In general, if an in-depth diagnosis has already come up with a fairly clear idea of the problem, you can afford to use a well-defined model that makes sense to you, and offers a good framework for addressing that particular problem.
Conversely, if you know that a problem is fairly messy and you are not at all sure about the pattern of causal relationships, significant diagnostic investigation will be required. In this case you want to beware of any consultancy which bases its activities on only a few ‘tight’ models. An approach which looks at the broader context as well as at interactions between factors within the area of concern – that is, an approach incorporating systems thinking – is needed.

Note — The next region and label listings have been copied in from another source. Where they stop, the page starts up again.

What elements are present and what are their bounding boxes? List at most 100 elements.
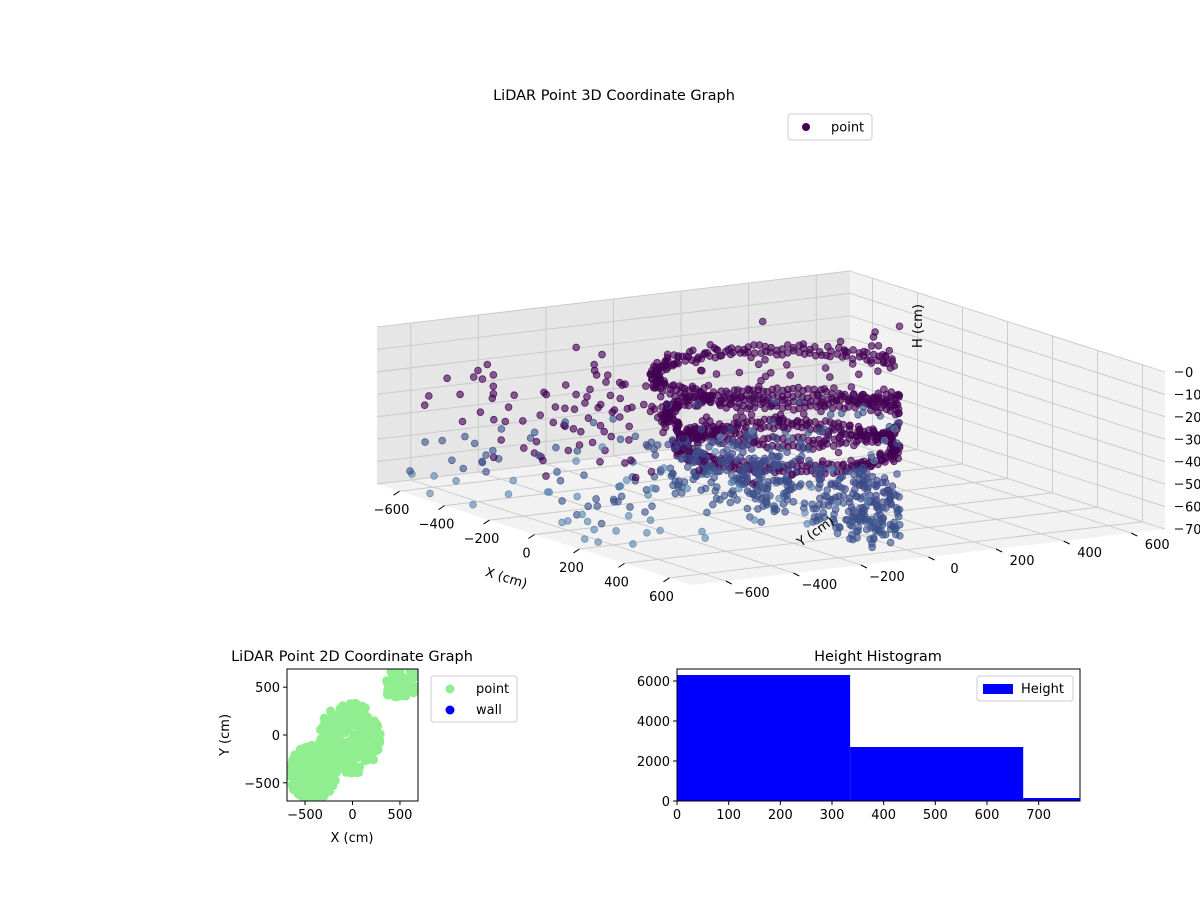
point-marker (819, 464, 828, 473)
x-tick-label-3d: 400 (604, 575, 629, 590)
x-tick-label-2d: −500 (287, 808, 323, 823)
gridline-z (376, 315, 851, 373)
point-marker (603, 371, 612, 380)
point-marker (728, 449, 737, 458)
point-marker (781, 395, 789, 404)
point-marker (564, 446, 573, 455)
point-marker (890, 425, 899, 433)
point-marker (539, 456, 547, 465)
point-marker (561, 381, 570, 389)
point-marker (561, 418, 569, 426)
point-marker (504, 490, 513, 499)
point-marker-2d (317, 746, 327, 756)
point-marker (796, 438, 805, 446)
point-marker (689, 475, 698, 484)
point-marker-2d (300, 756, 310, 766)
point-marker (834, 492, 843, 501)
3d-tick-labels: −600 −400 −200 0 200 400 600 −600 −400 −200 0 200 40… (374, 366, 1200, 605)
point-marker (758, 317, 767, 326)
point-marker (853, 428, 862, 436)
point-marker (849, 489, 857, 498)
point-marker (761, 372, 770, 381)
point-marker (712, 494, 721, 503)
point-marker (476, 408, 485, 417)
point-marker (747, 353, 755, 362)
point-marker (835, 523, 844, 532)
point-marker (867, 342, 876, 350)
point-marker (653, 413, 662, 422)
point-marker (823, 439, 831, 448)
point-marker (642, 486, 651, 494)
legend-histogram: Height (976, 675, 1074, 702)
point-marker (894, 390, 903, 399)
point-marker (742, 464, 751, 473)
point-marker (803, 519, 811, 528)
point-marker (612, 527, 620, 535)
legend-label-wall-2d: wall (476, 703, 502, 718)
point-marker (772, 350, 781, 359)
point-marker (662, 412, 670, 420)
point-marker (766, 491, 774, 500)
point-marker (814, 512, 822, 521)
gridline-z (849, 360, 1166, 463)
point-marker (750, 516, 759, 524)
point-marker-2d (310, 747, 320, 757)
y-tick-label-3d: 600 (1145, 538, 1170, 553)
point-marker (720, 426, 728, 435)
legend-label-point: point (831, 121, 864, 136)
point-marker-2d (340, 709, 350, 719)
point-marker (729, 491, 738, 499)
point-marker-2d (363, 715, 373, 725)
point-marker (842, 439, 850, 447)
legend-marker-point (802, 123, 810, 131)
point-marker (723, 445, 731, 454)
y-tick-label-hist: 6000 (637, 675, 670, 690)
point-marker (862, 525, 871, 534)
gridline-z (849, 315, 1166, 418)
point-marker (868, 543, 876, 552)
point-marker (848, 360, 857, 368)
point-marker (712, 370, 721, 378)
point-marker (849, 535, 857, 544)
point-marker (551, 403, 560, 411)
point-marker (758, 488, 767, 497)
point-marker (700, 384, 708, 392)
point-marker (736, 349, 745, 357)
point-marker-2d (293, 763, 303, 773)
point-marker (870, 456, 878, 465)
point-marker (600, 427, 608, 436)
point-marker (695, 466, 703, 475)
point-marker (825, 373, 834, 381)
point-marker (609, 415, 617, 423)
point-marker-2d (341, 716, 351, 726)
point-marker (651, 451, 660, 459)
point-marker (430, 472, 438, 480)
histogram-bars (677, 675, 1080, 801)
point-marker (616, 394, 624, 403)
point-marker-2d (321, 731, 330, 741)
point-marker (878, 503, 887, 512)
point-marker (675, 477, 683, 486)
point-marker (745, 489, 754, 498)
point-marker (690, 390, 698, 398)
point-marker (812, 504, 820, 513)
point-marker (542, 390, 550, 399)
y-tick-label-hist: 2000 (637, 755, 670, 770)
point-marker (534, 451, 543, 460)
point-marker (553, 468, 561, 476)
y-tick-mark-3d (793, 572, 800, 577)
point-marker-2d (349, 720, 359, 729)
point-marker (594, 538, 602, 546)
scatter3d-axes: LiDAR Point 3D Coordinate Graph −600 −400… (374, 88, 1200, 605)
point-marker (710, 473, 718, 482)
point-marker (868, 401, 877, 410)
point-marker (608, 408, 617, 417)
point-marker (799, 340, 808, 348)
point-marker (530, 428, 539, 437)
point-marker (424, 392, 433, 400)
point-marker (594, 403, 602, 412)
point-marker-2d (325, 750, 335, 759)
point-marker (602, 378, 610, 386)
point-marker (781, 507, 789, 516)
point-marker-2d (287, 764, 295, 774)
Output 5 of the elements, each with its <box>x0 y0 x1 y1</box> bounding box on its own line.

Models, and the methodologies derived from them, are one of the more visible parts of what a consultancy offers. Processes are another. A model may have been used as the basis for fairly systematised procedures by which the consultancy operates. It may drive particular methods of data generation, such as surveys, or particular ways of interacting with stakeholders, such as training days according to a fairly standard pattern. This allows obvious economies of scale for the consultancy. In exploring the ‘product’ you are being offered, you would need not only to consider the model itself, but also these derivatives, considering their compatibility with your particular context, and the extent to which you feel they are likely to contribute to, or constrain, the generation of a range of appropriate ways forward.
Review your last experiences of consultancy.
What models were used to underpin the work?
How explicit were they?
Did they form part of the ‘product’ described when the consultant was bidding for business?
How useful were they in that particular initiative?
In the light of this reflection, make notes on possible models that might underpin your own consultancy business, and any additional questions about models that you might ask when selecting consultants in future.